Eine besondere Auszeichnung erhielt am Sonntag während der Feierstunde zur Verleihung der Hersfeldpreise Hans Jürgen Dietz. Regierungspräsident Hermann-Josef Klüber überreichte ihm den Hessischen Verdienstorden am Bande.

Bad Hersfeld - Regierungspräsident Hermann-Josef Klüber überreichte ihm den Hessischen Verdienstorden am Bande. Als 1951 zum ersten Mal Festspiele in der Stiftsruine in Hersfeld stattfanden, war Hans Jürgen Dietz als Zehnjähriger schon dabei – als Fackelträger. Seither hat er keine Festspielsaison ausgelassen, stand bei mindestens einem, oft sogar zwei Stücken als Statist und Kleindarsteller auf der Bühne. Auch dieses Jahr wirkt er als Lehrer im „Club der toten Dichter“ mit. 70 Jahre auf der Theaterbühne – das lobt Klüber als einmaliges Engagement.

Doch Dietz ging nicht nur seiner eigenen Theaterleidenschaft nach. Ihm war das kulturelle Leben in Bad Hersfeld generell ein Anliegen. Seit 1958 ist er aktiv im Chorverein und seit vielen Jahren dessen Vorsitzender. Er engagierte sich dafür, dass der Chorverein zum Festspielchor wurde und jahrelang den Großteil der Statisterie stellte – und natürlich war es auch Dietz, der diese Einsätze koordinierte.

Auch in der Gesellschaft der Freunde der Stiftsruine engagierte Dietz sich und war viele Jahre dort Schatzmeister.
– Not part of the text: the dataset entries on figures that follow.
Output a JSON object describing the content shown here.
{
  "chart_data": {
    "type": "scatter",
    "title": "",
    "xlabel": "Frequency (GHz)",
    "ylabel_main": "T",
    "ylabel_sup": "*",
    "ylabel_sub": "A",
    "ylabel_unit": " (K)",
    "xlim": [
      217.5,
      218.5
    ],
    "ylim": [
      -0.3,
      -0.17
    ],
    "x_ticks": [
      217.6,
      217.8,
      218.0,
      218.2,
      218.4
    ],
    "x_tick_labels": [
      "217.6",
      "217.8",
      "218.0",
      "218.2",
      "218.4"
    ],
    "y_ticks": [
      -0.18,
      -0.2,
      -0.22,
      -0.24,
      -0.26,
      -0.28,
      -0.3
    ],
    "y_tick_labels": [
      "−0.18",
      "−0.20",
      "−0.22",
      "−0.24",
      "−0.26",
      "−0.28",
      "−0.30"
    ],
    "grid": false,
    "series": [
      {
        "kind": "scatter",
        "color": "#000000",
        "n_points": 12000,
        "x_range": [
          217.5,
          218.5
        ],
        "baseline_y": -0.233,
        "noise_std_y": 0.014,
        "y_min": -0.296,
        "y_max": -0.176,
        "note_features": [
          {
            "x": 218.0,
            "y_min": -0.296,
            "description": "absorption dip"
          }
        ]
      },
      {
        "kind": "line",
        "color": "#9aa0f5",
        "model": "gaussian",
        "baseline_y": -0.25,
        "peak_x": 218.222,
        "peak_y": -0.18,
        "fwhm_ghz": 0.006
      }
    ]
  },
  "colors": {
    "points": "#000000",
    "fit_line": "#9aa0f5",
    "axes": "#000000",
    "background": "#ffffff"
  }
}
Zudem ist er seit Jahren Mitglied in der Festspielkommission der Stadt.

Diese und weitere Verdienste nannte Klüber, bevor er ihm den Orden überreichte. Lob und Anerkennung gab es auch von Bürgermeister Thomas Fehling und Bürgermeister Thomas Rohrbach aus Niederaula, in dessen Gemeindegebiet Dietz mit seiner Frau Hannelore lebt. Das Publikum in der Stiftsruine erhob sich und applaudierte Dietz im Stehen.

Das besondere Verhältnis der Bad Hersfelder zu ihren Festspielen, das in einem Engagement wie dem von Hans Jürgen Dietz deutlich wird, hob auch Intendant Joern Hinkel hervor.

Die Hersfelder seien widerborstig, hitzköpfig, diskutierfreudig, beharrend auf dem, wie es schon immer war, und meckerten gerne, aber sie stünden hinter ihren Festspielen und hätten beschlossen, dieses Jahr trotz Pandemie mit den Vorbereitungen zu beginnen, als noch lange nicht klar gewesen sei, dass auch gespielt werden könne, und damit auch das finanzielle Risiko zu tragen.

„Wir haben das Gefühl, hier wahnsinnig willkommen zu sein“, bestätigte Götz Schubert, nachdem er den Großen Hersfeldpreis bekommen hatte.